We found further that Virtuoso was only reporting the real datatype if the query also contained define output:valmode "LONG" which returns the internal representation (IRI) of URI and blank node identifiers rather than their string representation. This means that a further SELECT is necessary to retrieve the string representation -- this is left to application code to do.
When processing a SPASQL query, the returned values are tuples of the form:
(value, dvtype, dttype, flags, lang, datatype)
- value is the IRI for a URI or blank node and the string value for a literal
- dvtype is the Virtuoso-specific data value type, this can be used to distinguish between IRI and strings, integers, floats, dates, etc.
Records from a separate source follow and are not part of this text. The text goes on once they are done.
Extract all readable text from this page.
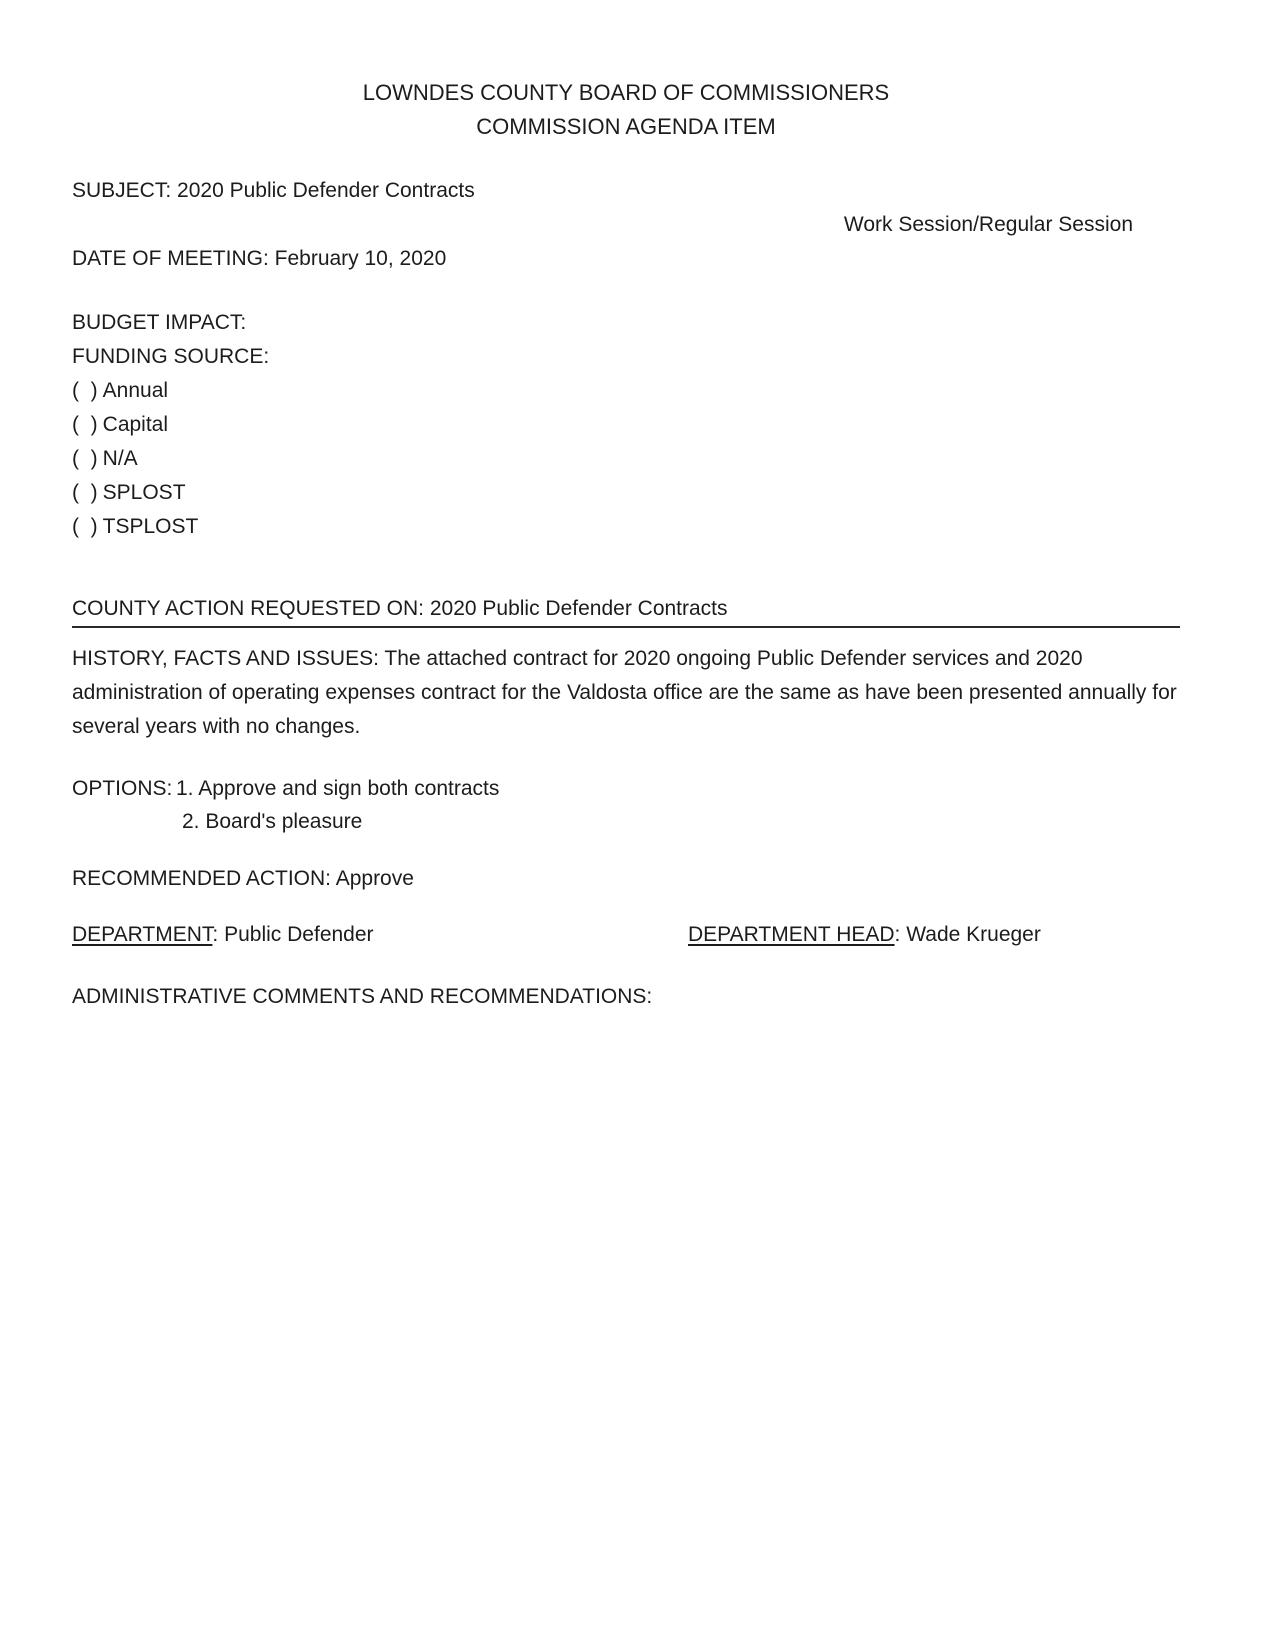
LOWNDES COUNTY BOARD OF COMMISSIONERS
COMMISSION AGENDA ITEM
SUBJECT: 2020 Public Defender Contracts
Work Session/Regular Session
DATE OF MEETING: February 10, 2020
BUDGET IMPACT:
FUNDING SOURCE:
(  ) Annual
(  ) Capital
(  ) N/A
(  ) SPLOST
(  ) TSPLOST
COUNTY ACTION REQUESTED ON: 2020 Public Defender Contracts
HISTORY, FACTS AND ISSUES: The attached contract for 2020 ongoing Public Defender services and 2020 administration of operating expenses contract for the Valdosta office are the same as have been presented annually for several years with no changes.
OPTIONS: 1. Approve and sign both contracts
2. Board's pleasure
RECOMMENDED ACTION: Approve
DEPARTMENT: Public Defender	DEPARTMENT HEAD: Wade Krueger
ADMINISTRATIVE COMMENTS AND RECOMMENDATIONS:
- dttype is the datetime, date or time flag for date-like types.
- flags is any flags on the column
- lang is the language if present for a literal
- datatype is the datatype if present for a literal
It is up to the higher level code to take this tuple and transform it into whatever representation is appropriate (e.g. and rdflib.term.Node instance). This is different from straight SQL queries which should return the correct python datatype directly.
Debian package diff, apply in addition to the above patch as well as packages:
To build on a different debian-like distribution, just download and uncompress the patched source then run:
make -k -f debian/rules binary
and you should have .deb packages one directory higher.